Diamond also defended Barclays against accusations it did not act sufficiently to investigate wrong doings by its traders, adding he felt “physically ill” when he read his traders’ emails describing their lowering of Libor rates.
“People who do things they’re not supposed to do, should be dealt with harshly, and go through a process. We have gone through a process ourselves, and dealt harshly with people.
“Immediately it became clear there were specific actions, it was dealt with at the time – we did not wait for the end of the investigation. That behaviour was reprehensible and wrong and I am sorry, disappointed, and I am also angry. There is absolutely no excuse for the behaviour exhibited in those activites as described in the emails. I stand for a lot of people at Barclays. The traders were acting on behalf of themselves I do not think they had any interest in benefiting Barclays.
“It does not represent the Barclays I know and love. We have to be very careful knowing how bad this was, that Barclays also got on top of it. There was no limit to the funds (to investigate it).”
“It puts a real stain on an organisation,” he added, but said only 14 of “a couple thousand traders” at Barclays were involved. He said criminal investigations would occur in a couple of cases.
Barclays quotes for its Libor rates were among the highest three posted by 16 UK banks every day in October 2008, he said, and Bank of England employee Paul Tucker had implicitly tried to tell him at the time, “There are ministers in Whitehall hearing Barclays was always high [in Libor submissions relative to rivals], and that could lead to the impression you cannot fund yourself.”
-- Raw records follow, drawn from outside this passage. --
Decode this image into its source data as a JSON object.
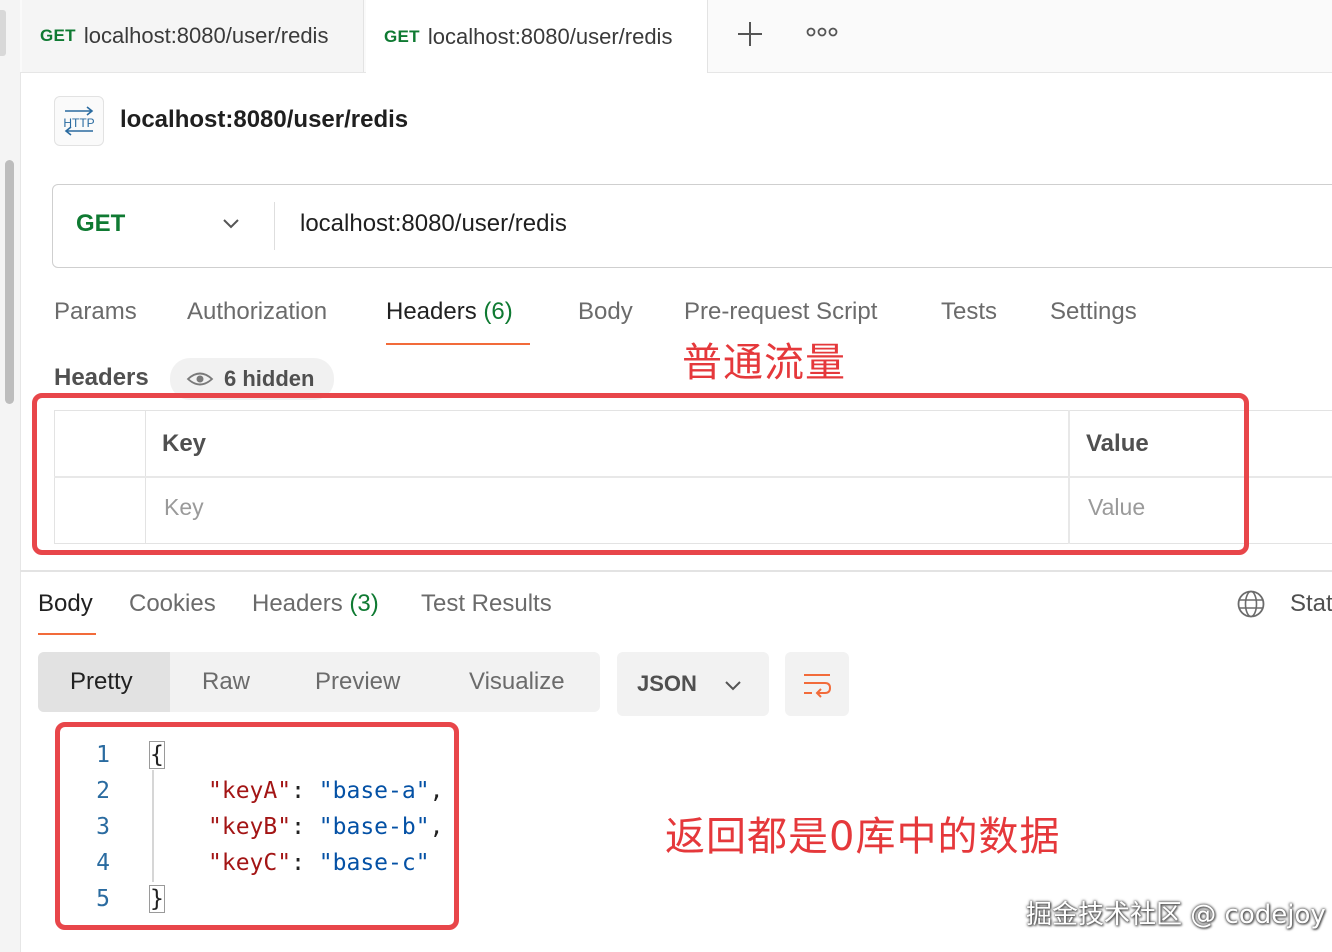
{
  "tabs": [
    {
      "method": "GET",
      "url": "localhost:8080/user/redis"
    },
    {
      "method": "GET",
      "url": "localhost:8080/user/redis"
    }
  ],
  "tabbar": {
    "new_tab": "+",
    "more": "ooo"
  },
  "request": {
    "title": "localhost:8080/user/redis",
    "method": "GET",
    "url": "localhost:8080/user/redis",
    "icon_text": "HTTP"
  },
  "request_tabs": {
    "params": "Params",
    "authorization": "Authorization",
    "headers": "Headers",
    "headers_count": "(6)",
    "body": "Body",
    "prerequest": "Pre-request Script",
    "tests": "Tests",
    "settings": "Settings"
  },
  "headers_section": {
    "label": "Headers",
    "hidden": "6 hidden",
    "col_key": "Key",
    "col_value": "Value",
    "placeholder_key": "Key",
    "placeholder_value": "Value"
  },
  "annotations": {
    "top": "普通流量",
    "bottom": "返回都是0库中的数据"
  },
  "response_tabs": {
    "body": "Body",
    "cookies": "Cookies",
    "headers": "Headers",
    "headers_count": "(3)",
    "test_results": "Test Results",
    "status": "Stat"
  },
  "view_modes": {
    "pretty": "Pretty",
    "raw": "Raw",
    "preview": "Preview",
    "visualize": "Visualize"
  },
  "format": "JSON",
  "code": {
    "line_numbers": [
      "1",
      "2",
      "3",
      "4",
      "5"
    ],
    "open": "{",
    "close": "}",
    "entries": [
      {
        "key": "\"keyA\"",
        "value": "\"base-a\"",
        "sep": ","
      },
      {
        "key": "\"keyB\"",
        "value": "\"base-b\"",
        "sep": ","
      },
      {
        "key": "\"keyC\"",
        "value": "\"base-c\"",
        "sep": ""
      }
    ]
  },
  "watermark": "掘金技术社区 @ codejoy",
  "colors": {
    "accent": "#f26b3a",
    "get_green": "#0f7a32",
    "annotation_red": "#e8464a"
  }
}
Diamond said it was important officials understood “We are funding fine – we had an equity issue about to settle in two days, and this was a very pressurised situation. This is probably a momentous week in the history of Barclays and of financial markets.”
Barclays was closing a £6.7bn fund raising from emerging markets financiers, and Diamond said this could have collapsed if rumour spread Barclays was struggling to finance its operations.
Throughout October 2008 – the height of the financial crisis – Diamond said his bank was on every day among the three banks ranked by levels of Libor quotes they posted to the British Bankers’ Association.